By Mark Hintzke, Founding Director Cultural Restoration Tourism Project
In 1998 I was invited to Baldan Baraivan, Mongolia, at the request of 97-year-old Lama Tovuu. He had studied at Baldan Baraivan as a young boy and witnessed the destruction of the monastery and the atrocities of the communist regime when monks and lamas were put to death or sent to Siberia. Lama Tovuu was sent to a labor camp but sometime in the mid-20th century, he escaped and returned to his home in Mongolia where he survived by becoming a shepherd, but never forgot his religion.
In 1990, when free elections heralded the tolerance of religion, Tovuu returned to Baldan Baraivan free once again to practice Buddhism. He and a small group of elderly monks began to teach some young boys from the area. Tovuu, supported by some younger monks, put together an ill-planned campaign to have the monastery restored.

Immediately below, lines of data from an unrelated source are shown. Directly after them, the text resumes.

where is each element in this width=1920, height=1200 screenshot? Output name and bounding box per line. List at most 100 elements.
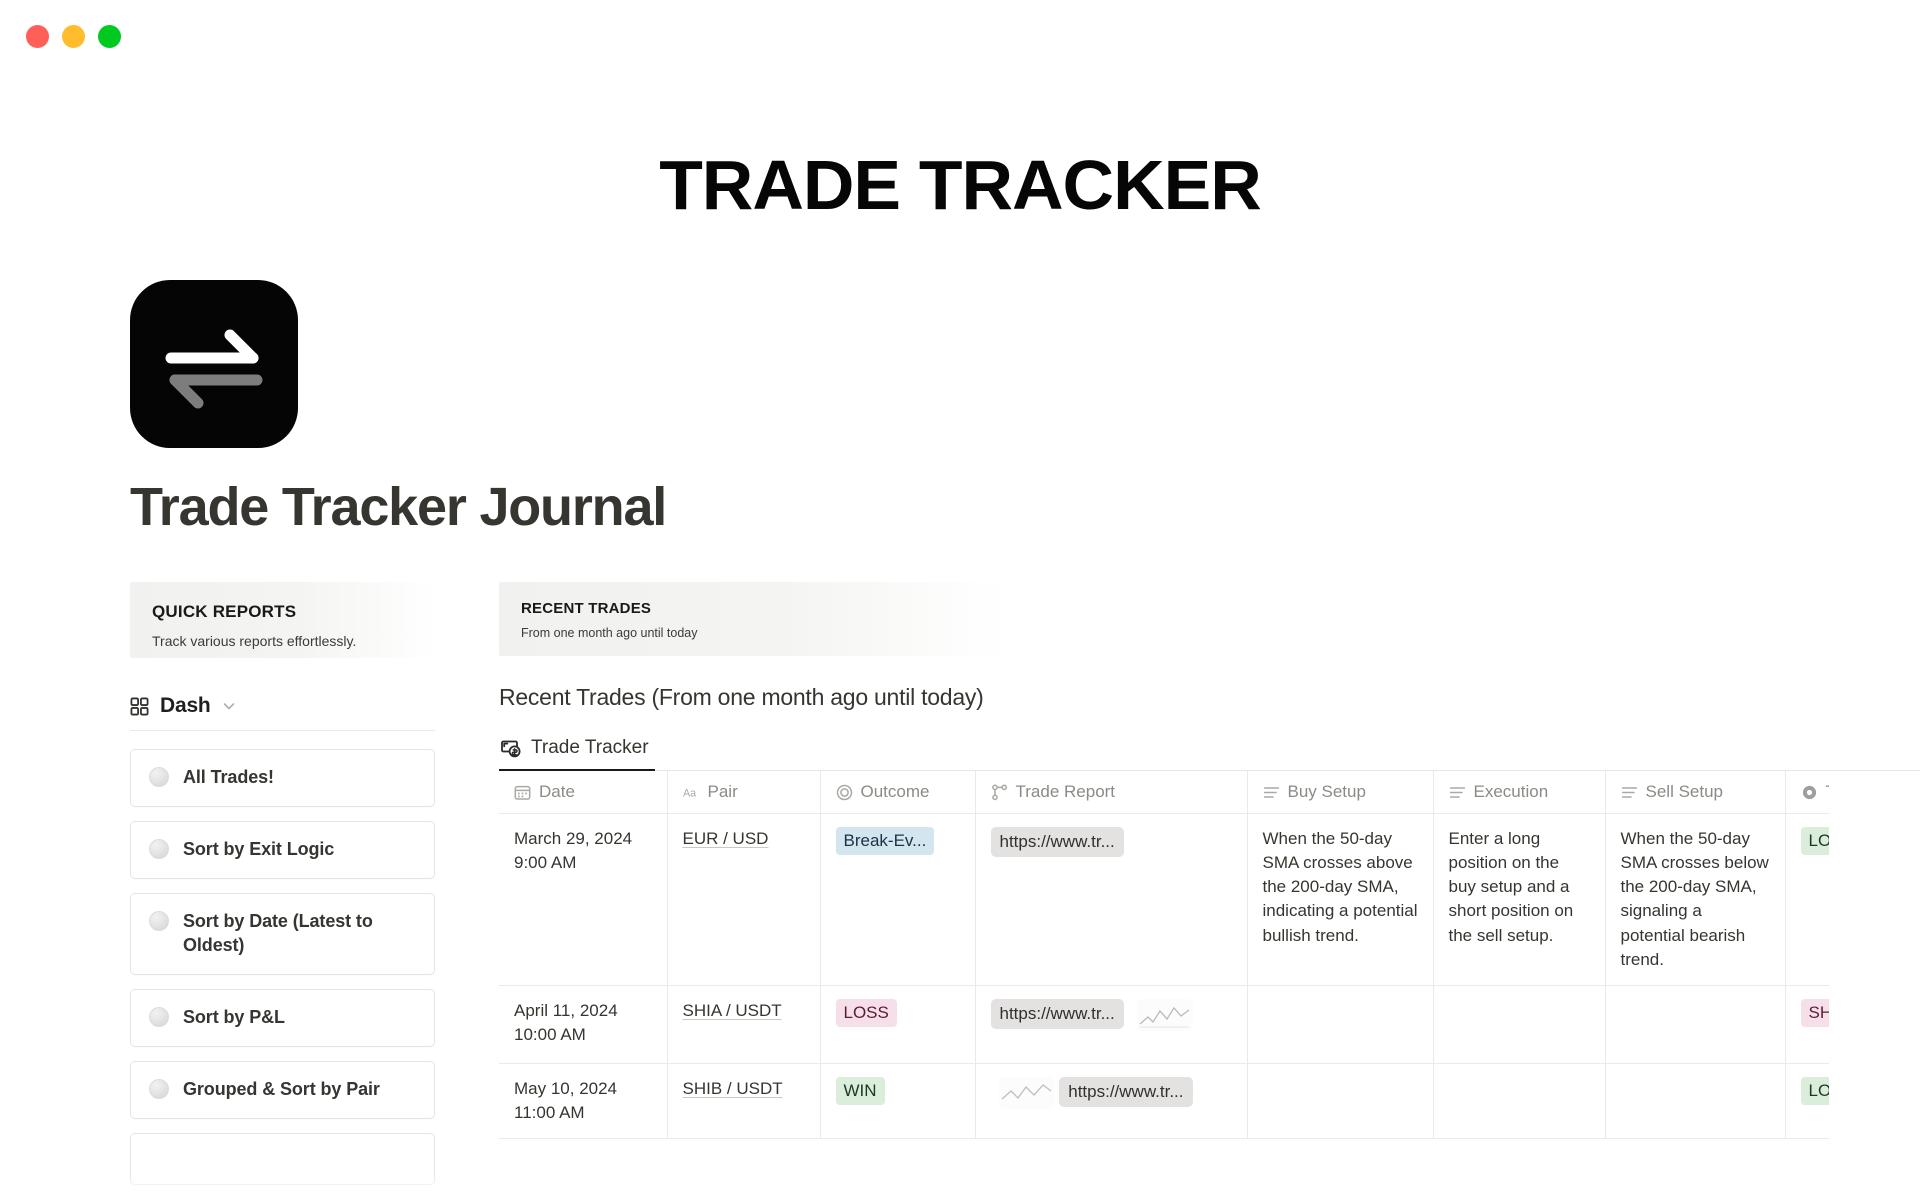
quick-reports-subtitle: Track various reports effortlessly. bbox=[152, 633, 357, 650]
column-header-buy-setup[interactable]: Buy Setup bbox=[1247, 771, 1434, 815]
donut-icon bbox=[1801, 784, 1818, 801]
trade-report-link[interactable]: https://www.tr... bbox=[990, 827, 1124, 858]
column-label: Pair bbox=[707, 782, 738, 802]
table-body: March 29, 2024 9:00 AM EUR / USD Break-E… bbox=[499, 813, 1829, 1140]
close-window-button[interactable] bbox=[26, 24, 49, 48]
column-header-outcome[interactable]: Outcome bbox=[820, 771, 976, 815]
calendar-icon bbox=[514, 784, 531, 801]
report-card-all-trades[interactable]: All Trades! bbox=[130, 749, 435, 808]
pair-link[interactable]: SHIA / USDT bbox=[683, 1001, 782, 1020]
banner-title: TRADE TRACKER bbox=[659, 146, 1262, 224]
cell-trade-report[interactable]: https://www.tr... bbox=[975, 1063, 1248, 1140]
column-label: Execution bbox=[1473, 782, 1549, 802]
report-label: Grouped & Sort by Pair bbox=[183, 1078, 380, 1099]
cell-type[interactable]: LONG bbox=[1785, 813, 1829, 986]
cell-outcome[interactable]: Break-Ev... bbox=[820, 813, 976, 986]
column-header-type[interactable]: Type bbox=[1785, 771, 1830, 815]
trades-table: Date Aa Pair Outcome Trade Report Buy Se… bbox=[499, 771, 1830, 1140]
bullet-icon bbox=[149, 767, 169, 788]
cell-buy-setup[interactable] bbox=[1247, 985, 1434, 1064]
page-content: Trade Tracker Journal QUICK REPORTS Trac… bbox=[0, 280, 1920, 1185]
type-badge: SHORT bbox=[1800, 998, 1829, 1027]
trades-table-wrapper: Date Aa Pair Outcome Trade Report Buy Se… bbox=[499, 771, 1830, 1140]
bullet-icon bbox=[149, 910, 169, 931]
cell-pair[interactable]: SHIB / USDT bbox=[667, 1063, 821, 1140]
quick-report-list: All Trades! Sort by Exit Logic Sort by D… bbox=[130, 749, 435, 1185]
svg-text:Aa: Aa bbox=[683, 787, 696, 799]
column-label: Type bbox=[1826, 782, 1830, 802]
cell-date[interactable]: May 10, 2024 11:00 AM bbox=[499, 1063, 668, 1140]
report-card-sort-pnl[interactable]: Sort by P&L bbox=[130, 988, 435, 1047]
window-title-bar bbox=[0, 0, 1920, 72]
quick-reports-column: QUICK REPORTS Track various reports effo… bbox=[130, 582, 435, 1185]
outcome-badge: LOSS bbox=[835, 998, 897, 1027]
report-card-grouped-sort-pair[interactable]: Grouped & Sort by Pair bbox=[130, 1060, 435, 1119]
minimize-window-button[interactable] bbox=[62, 24, 85, 48]
cell-date[interactable]: April 11, 2024 10:00 AM bbox=[499, 985, 668, 1064]
tab-label: Trade Tracker bbox=[531, 737, 649, 759]
cell-trade-report[interactable]: https://www.tr... bbox=[975, 813, 1248, 986]
pair-link[interactable]: EUR / USD bbox=[683, 829, 769, 848]
cell-sell-setup[interactable] bbox=[1605, 1063, 1786, 1140]
chart-thumbnail-icon[interactable] bbox=[1136, 998, 1193, 1031]
chart-thumbnail-icon[interactable] bbox=[998, 1076, 1055, 1109]
chevron-down-icon[interactable] bbox=[222, 699, 236, 713]
column-label: Buy Setup bbox=[1287, 782, 1366, 802]
cell-sell-setup[interactable] bbox=[1605, 985, 1786, 1064]
two-column-layout: QUICK REPORTS Track various reports effo… bbox=[130, 582, 1920, 1185]
column-header-pair[interactable]: Aa Pair bbox=[667, 771, 821, 815]
cell-outcome[interactable]: WIN bbox=[820, 1063, 976, 1140]
trade-report-link[interactable]: https://www.tr... bbox=[990, 998, 1124, 1029]
maximize-window-button[interactable] bbox=[98, 24, 121, 48]
report-label: Sort by Date (Latest to Oldest) bbox=[183, 910, 373, 955]
cell-sell-setup[interactable]: When the 50-day SMA crosses below the 20… bbox=[1605, 813, 1786, 986]
report-label: Sort by Exit Logic bbox=[183, 839, 335, 860]
report-label: Sort by P&L bbox=[183, 1006, 285, 1027]
recent-trades-title: RECENT TRADES bbox=[521, 600, 652, 618]
text-lines-icon bbox=[1449, 784, 1466, 801]
cell-buy-setup[interactable]: When the 50-day SMA crosses above the 20… bbox=[1247, 813, 1434, 986]
text-lines-icon bbox=[1621, 784, 1638, 801]
cell-pair[interactable]: EUR / USD bbox=[667, 813, 821, 986]
page-title: Trade Tracker Journal bbox=[130, 477, 667, 537]
cell-execution[interactable]: Enter a long position on the buy setup a… bbox=[1433, 813, 1606, 986]
report-card-partial[interactable] bbox=[130, 1132, 435, 1185]
table-row[interactable]: May 10, 2024 11:00 AM SHIB / USDT WIN ht… bbox=[499, 1063, 1829, 1140]
database-tabbar: Trade Tracker bbox=[499, 737, 1920, 772]
trade-report-link[interactable]: https://www.tr... bbox=[1059, 1076, 1193, 1107]
cell-buy-setup[interactable] bbox=[1247, 1063, 1434, 1140]
column-header-execution[interactable]: Execution bbox=[1433, 771, 1606, 815]
text-lines-icon bbox=[1263, 784, 1280, 801]
pair-link[interactable]: SHIB / USDT bbox=[683, 1079, 783, 1098]
money-bill-icon bbox=[501, 738, 522, 759]
report-card-sort-date[interactable]: Sort by Date (Latest to Oldest) bbox=[130, 892, 435, 975]
grid-icon bbox=[130, 697, 149, 716]
section-heading: Recent Trades (From one month ago until … bbox=[499, 684, 984, 711]
column-header-date[interactable]: Date bbox=[499, 771, 668, 815]
text-aa-icon: Aa bbox=[683, 784, 700, 801]
cell-type[interactable]: SHORT bbox=[1785, 985, 1829, 1064]
exchange-arrows-icon bbox=[130, 280, 298, 448]
cell-execution[interactable] bbox=[1433, 985, 1606, 1064]
target-icon bbox=[836, 784, 853, 801]
table-header: Date Aa Pair Outcome Trade Report Buy Se… bbox=[499, 771, 1830, 815]
cell-date[interactable]: March 29, 2024 9:00 AM bbox=[499, 813, 668, 986]
column-header-sell-setup[interactable]: Sell Setup bbox=[1605, 771, 1786, 815]
dash-toggle[interactable]: Dash bbox=[130, 694, 435, 732]
branch-icon bbox=[991, 784, 1008, 801]
tab-trade-tracker[interactable]: Trade Tracker bbox=[499, 737, 655, 772]
column-label: Trade Report bbox=[1015, 782, 1116, 802]
cell-type[interactable]: LONG bbox=[1785, 1063, 1829, 1140]
quick-reports-callout: QUICK REPORTS Track various reports effo… bbox=[130, 582, 435, 659]
table-row[interactable]: March 29, 2024 9:00 AM EUR / USD Break-E… bbox=[499, 813, 1829, 986]
cell-pair[interactable]: SHIA / USDT bbox=[667, 985, 821, 1064]
column-header-trade-report[interactable]: Trade Report bbox=[975, 771, 1248, 815]
cell-trade-report[interactable]: https://www.tr... bbox=[975, 985, 1248, 1064]
type-badge: LONG bbox=[1800, 1076, 1829, 1105]
table-row[interactable]: April 11, 2024 10:00 AM SHIA / USDT LOSS… bbox=[499, 985, 1829, 1064]
cell-execution[interactable] bbox=[1433, 1063, 1606, 1140]
table-header-row: Date Aa Pair Outcome Trade Report Buy Se… bbox=[499, 771, 1830, 815]
column-label: Outcome bbox=[860, 782, 930, 802]
report-card-sort-exit-logic[interactable]: Sort by Exit Logic bbox=[130, 821, 435, 879]
cell-outcome[interactable]: LOSS bbox=[820, 985, 976, 1064]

Through unusual circumstances I was sent a, low-quality Xerox, a copy of a document pleading for the restoration of this monastery.
But, Lama Tovuu lived to tell me of a dream he had earlier that year.
Less than a year later I found myself sitting face- to-face with Lama Tovuu, in his ger (yurt) at the opening to the Baldan Baraivan valley. He spoke about how the spirituality had been stolen from the younger generations who were unable to grow up and live in a Buddhist community. The lama had been sick and near death through most of the past winter and many of those around him thought he would soon pass on. But, Lama Tovuu lived to tell me of a dream he had earlier that year. He said he saw a man from the West who was going to come and rebuild this monastery. Somehow, being suspected as the person from the lama’s vision did not help my feelings of anxiety.
But, with his complete passion and devotion to Baldan Baraivan, he convinced me that this project was worth undertaking. When I reached out to say good-bye, I realized that his tears were falling softly on my hands. My interpreter said that the lama’s tears were tears of joy because he was now confident that he would one day gaze upon the restored temple.
Although Lama Tovuu passed away in the winter of 1999, the work continued under the supervision of Tovuu’s 22 year-old pupil, Guree. The Cultural Restoration Tourism Project that I founded went on to restore Baldan Baraivan with the help of volunteers from around the world. Even so, it is Lama Tovuu who deserves the thanks for making this restoration project possible.